Welcoming a New Airline is Everyone’s Job

After 4 years of recruiting and prepping, teamwork paves the way for BA

By Bob Kerlik

Published April 8, 2019

Read Time: 2 mins


When Dennis Murrio and his Pittsburgh International Airport paint crew finished painting the apron in anticipation of British Airways’ arrival in a 787 Dreamliner, he knew it was a big deal.

“As far as BA coming in, it’s great. We gave (the apron) a little extra TLC,” Murrio said.

At PIT, British Airways’ inaugural flight was a culmination of more than four years of work – from selling the carrier on Pittsburgh to making sure its computer needs were met for operation.

British Airways arrived April 2 after a 20-year hiatus with plans to serve Pittsburgh four days a week, year-round, with nonstop service to London Heathrow. The airport garnered accolades in the industry for securing the service amid tough competition around the world for BA planes.

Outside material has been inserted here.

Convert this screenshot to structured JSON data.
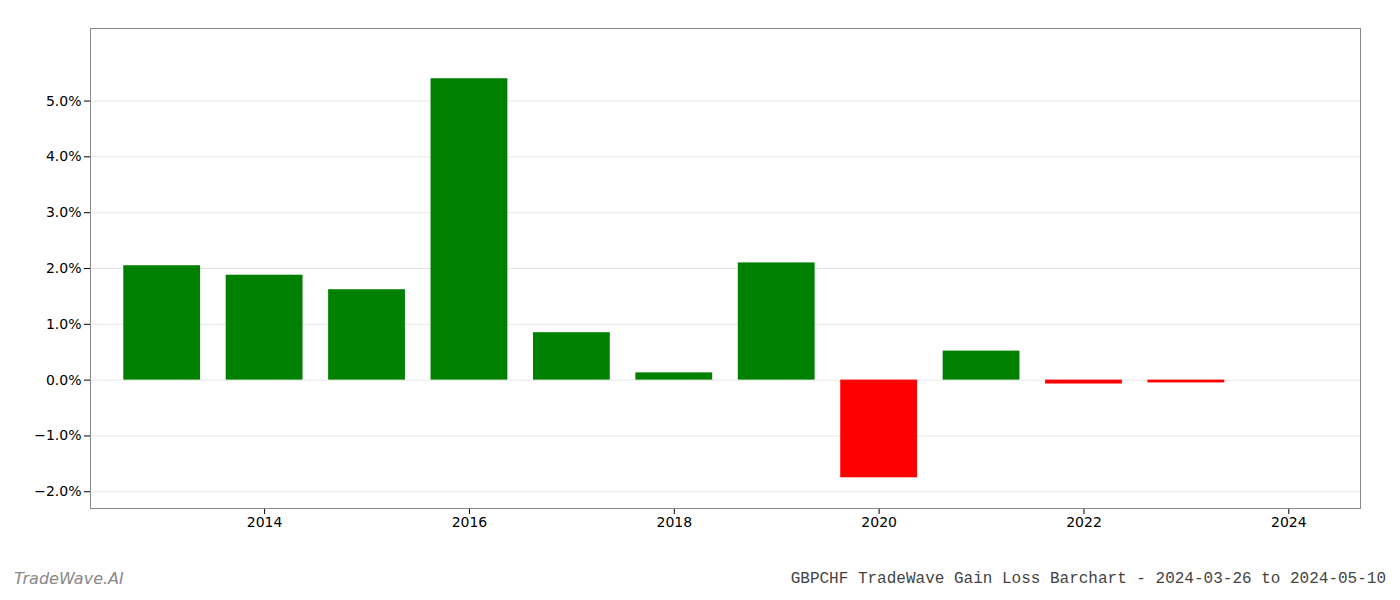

The flight arrived on time and taxied to gate C59 with British and American flags waving from the cockpit. Both arriving and departing passengers lauded the service and convenience of the flight.

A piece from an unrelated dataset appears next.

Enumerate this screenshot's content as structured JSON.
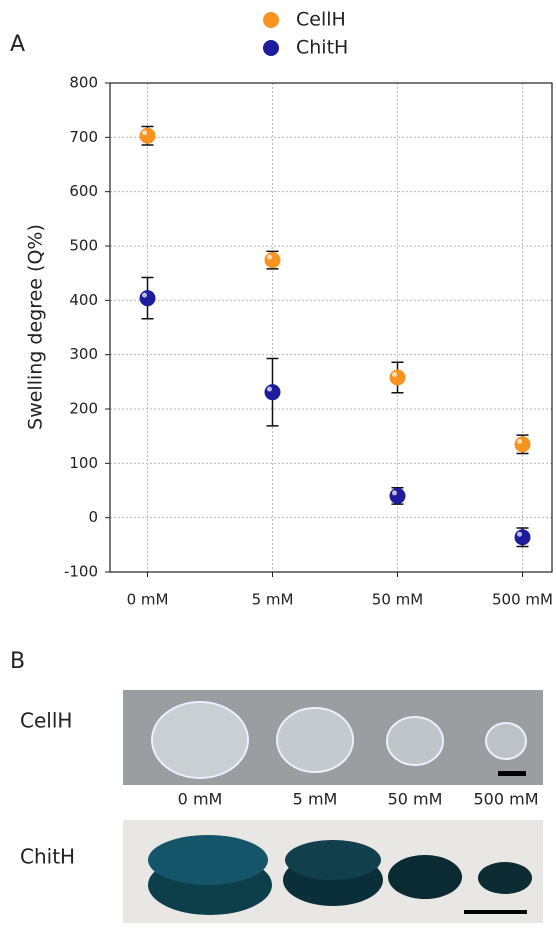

“Our No. 1 job, aside from safety and security, is to create a business environment where airlines serve our region seamlessly and that’s going to take everybody doing their jobs well. If not, it’s a hard sell that this is a good place to do business,” said Allegheny County Airport Authority CEO Christina Cassotis. “Everything we do is meant to facilitate air service. It’s everybody’s victory that BA is here.”

From Airline Services training BA’s ground-handling company on the jet bridges to Terminal Operations leading high-level set-up coordination to Finance and Legal reviewing agreements to Facilities Maintenance prepping office space, welcoming airlines touches all departments at the airport, Cassotis said.

As one example, manager of IT applications Dan Carness and his team ensured the carrier was connected to the common use gate system with proper equipment installed at ticketing counters and gates.

“We knew we really had to be on our ‘A’ game. We want them – and all carriers – to be pleased with the airport,” Carness said.

They were joined by hundreds of colleagues across the Authority who worked for months to make sure BA had a smooth arrival.

“From the ticket counters to preparations on the airfield and the ramp, we have some real, specialized talent in our operations and maintenance crews, along with our fire department. Preparing for a world-class airline like British Airways required all hands on deck to ensure the seamless experience we had last week,” said April Gasparri, senior vice president of public safety, operations, & maintenance.